I am a father of two daughters, so even from the Diciotti we allowed children, sick people, women, to disembark. But stopping the smuggling of human beings is too important for us and for their future.

Le Figaro, the French newspaper, this weekend said you wanted “blow up the European Union.” Is that what you want to do?

No. No. On the contrary, I think that history will entrust us with the role of saving European values — from Judeo-Christian roots to the right to work, the right to security, the right to life. This union has grown too much, and too quickly, without common roots, only with a common currency. And so we are working to re-establish the European spirit that has been betrayed by those who govern this union.

So why not push to get Italy out of the European Union? You have vacillated on this issue. Many of your supporters I have spoken to said “we don’t want to be in the E.U.” Do you agree?

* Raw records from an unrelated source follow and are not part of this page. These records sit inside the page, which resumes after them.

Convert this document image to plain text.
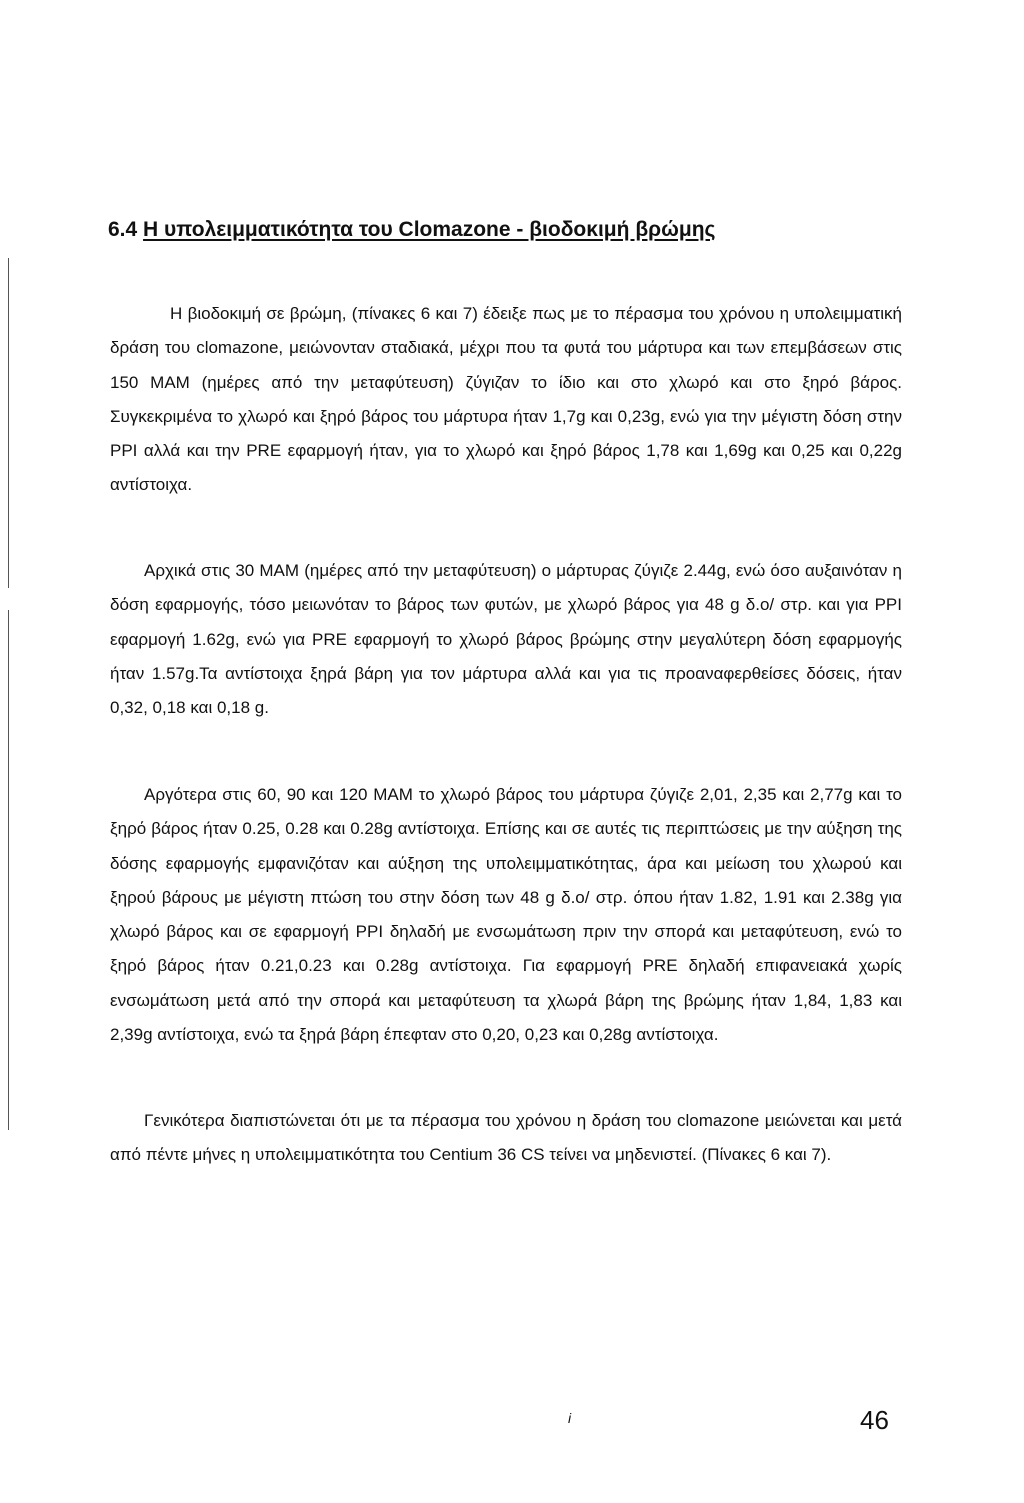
6.4 Η υπολειμματικότητα του Clomazone - βιοδοκιμή βρώμης

Η βιοδοκιμή σε βρώμη, (πίνακες 6 και 7) έδειξε πως με το πέρασμα του χρόνου η υπολειμματική δράση του clomazone, μειώνονταν σταδιακά, μέχρι που τα φυτά του μάρτυρα και των επεμβάσεων στις 150 MAM (ημέρες από την μεταφύτευση) ζύγιζαν το ίδιο και στο χλωρό και στο ξηρό βάρος. Συγκεκριμένα το χλωρό και ξηρό βάρος του μάρτυρα ήταν 1,7g και 0,23g, ενώ για την μέγιστη δόση στην PPI αλλά και την PRE εφαρμογή ήταν, για το χλωρό και ξηρό βάρος 1,78 και 1,69g και 0,25 και 0,22g αντίστοιχα.

Αρχικά στις 30 MAM (ημέρες από την μεταφύτευση) ο μάρτυρας ζύγιζε 2.44g, ενώ όσο αυξαινόταν η δόση εφαρμογής, τόσο μειωνόταν το βάρος των φυτών, με χλωρό βάρος για 48 g δ.ο/ στρ. και για PPI εφαρμογή 1.62g, ενώ για PRE εφαρμογή το χλωρό βάρος βρώμης στην μεγαλύτερη δόση εφαρμογής ήταν 1.57g.Τα αντίστοιχα ξηρά βάρη για τον μάρτυρα αλλά και για τις προαναφερθείσες δόσεις, ήταν 0,32, 0,18 και 0,18 g.

Αργότερα στις 60, 90 και 120 MAM το χλωρό βάρος του μάρτυρα ζύγιζε 2,01, 2,35 και 2,77g και το ξηρό βάρος ήταν 0.25, 0.28 και 0.28g αντίστοιχα. Επίσης και σε αυτές τις περιπτώσεις με την αύξηση της δόσης εφαρμογής εμφανιζόταν και αύξηση της υπολειμματικότητας, άρα και μείωση του χλωρού και ξηρού βάρους με μέγιστη πτώση του στην δόση των 48 g δ.ο/ στρ. όπου ήταν 1.82, 1.91 και 2.38g για χλωρό βάρος και σε εφαρμογή PPI δηλαδή με ενσωμάτωση πριν την σπορά και μεταφύτευση, ενώ το ξηρό βάρος ήταν 0.21,0.23 και 0.28g αντίστοιχα. Για εφαρμογή PRE δηλαδή επιφανειακά χωρίς ενσωμάτωση μετά από την σπορά και μεταφύτευση τα χλωρά βάρη της βρώμης ήταν 1,84, 1,83 και 2,39g αντίστοιχα, ενώ τα ξηρά βάρη έπεφταν στο 0,20, 0,23 και 0,28g αντίστοιχα.

Γενικότερα διαπιστώνεται ότι με τα πέρασμα του χρόνου η δράση του clomazone μειώνεται και μετά από πέντε μήνες η υπολειμματικότητα του Centium 36 CS τείνει να μηδενιστεί. (Πίνακες 6 και 7).

i	46
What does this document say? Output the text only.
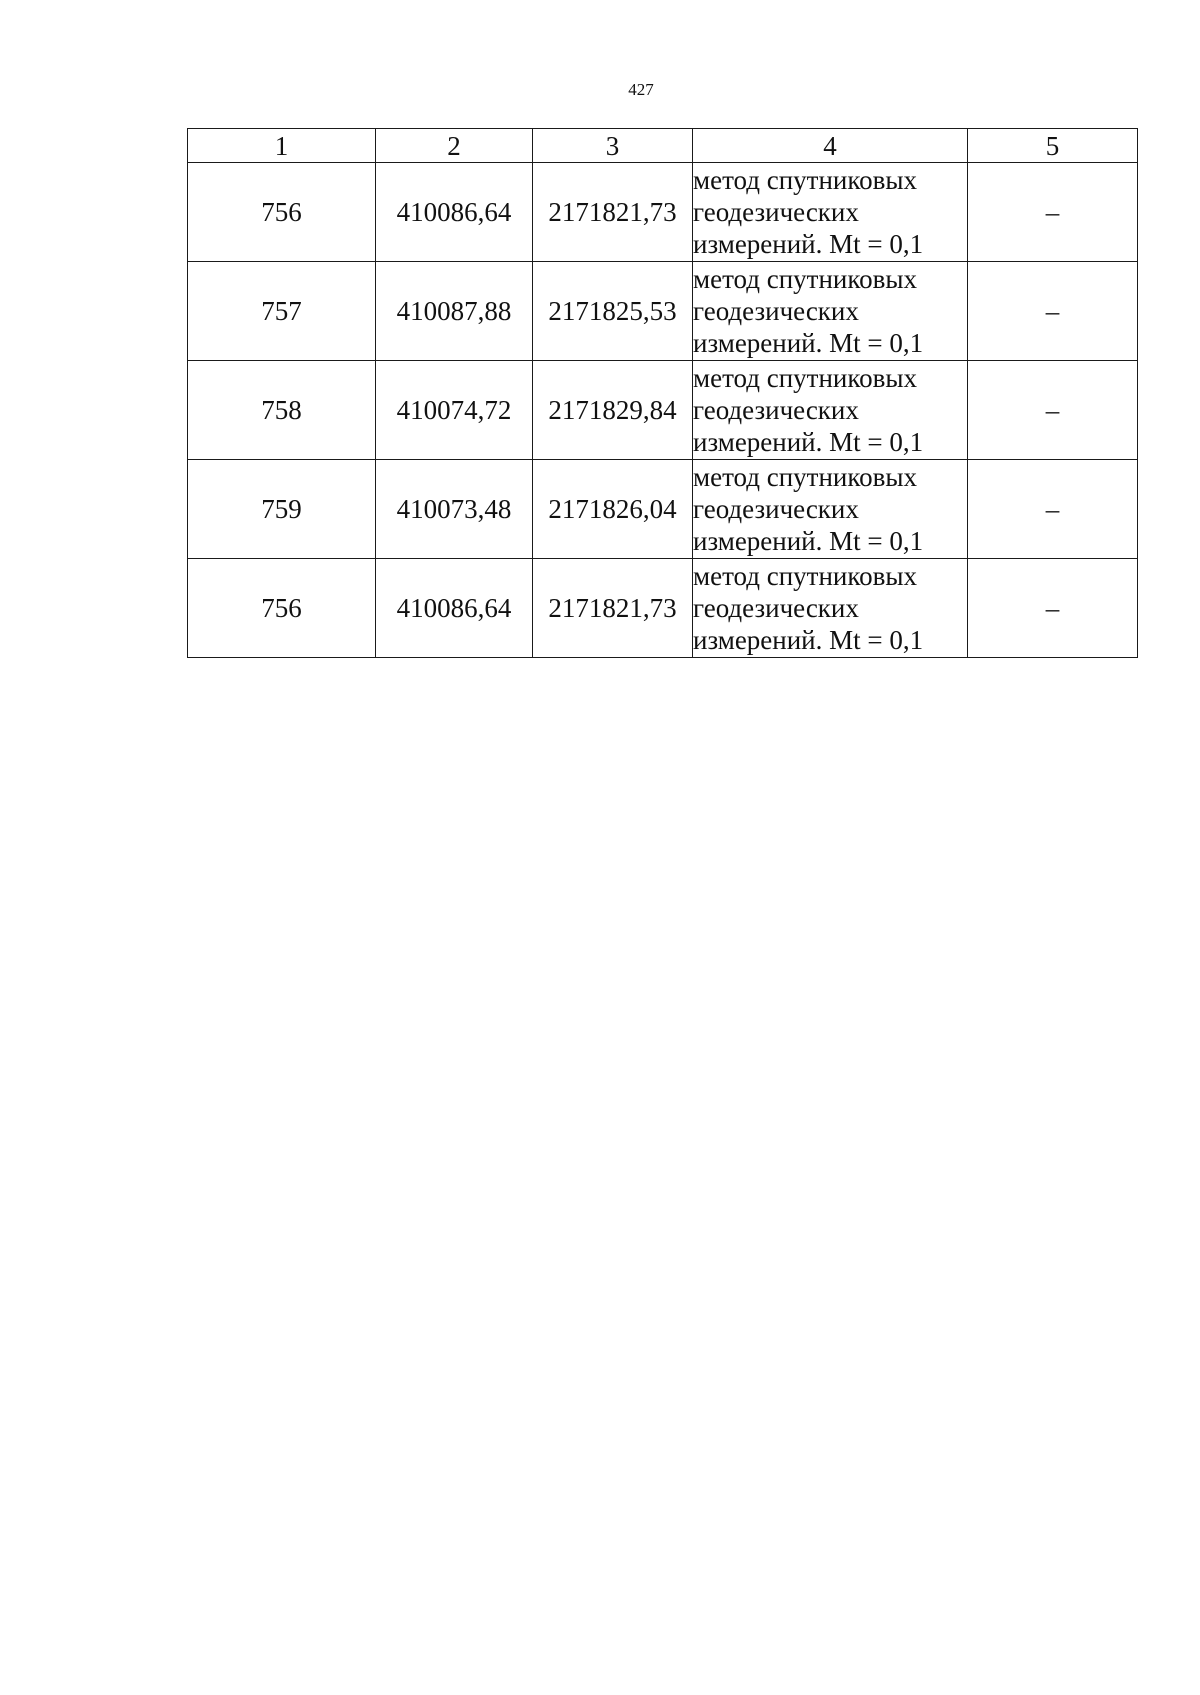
427
1	2	3	4	5
756	410086,64	2171821,73	метод спутниковых
геодезических
измерений. Mt = 0,1	–
757	410087,88	2171825,53	метод спутниковых
геодезических
измерений. Mt = 0,1	–
758	410074,72	2171829,84	метод спутниковых
геодезических
измерений. Mt = 0,1	–
759	410073,48	2171826,04	метод спутниковых
геодезических
измерений. Mt = 0,1	–
756	410086,64	2171821,73	метод спутниковых
геодезических
измерений. Mt = 0,1	–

I choose to change things from within. That is probably more difficult, it is longer and more complicated but it is a more concrete solution. To work from within to change monetary, financial, agricultural, commercial, industrial policies. We are growing, and we are allying with other European countries to change the E.U. from within. If we leave, it would be the end of hope.

You have powerful forces against you, French President Emmanuel Macron, and German Chancellor Angela Merkel. Do you think you can make enough changes to satisfy your supporters that is worth being in E.U.?

I think so. We are working with friends from France, Germany, Poland, Romania, Bulgaria, Netherland, Belgium, Austria to create an alternative alliance to the Christian Democrat and Socialist duopoly that has always governed Europe. It is clear that I have to change the European dynamics to create a better place for Italians, French, Austrians and Spaniards.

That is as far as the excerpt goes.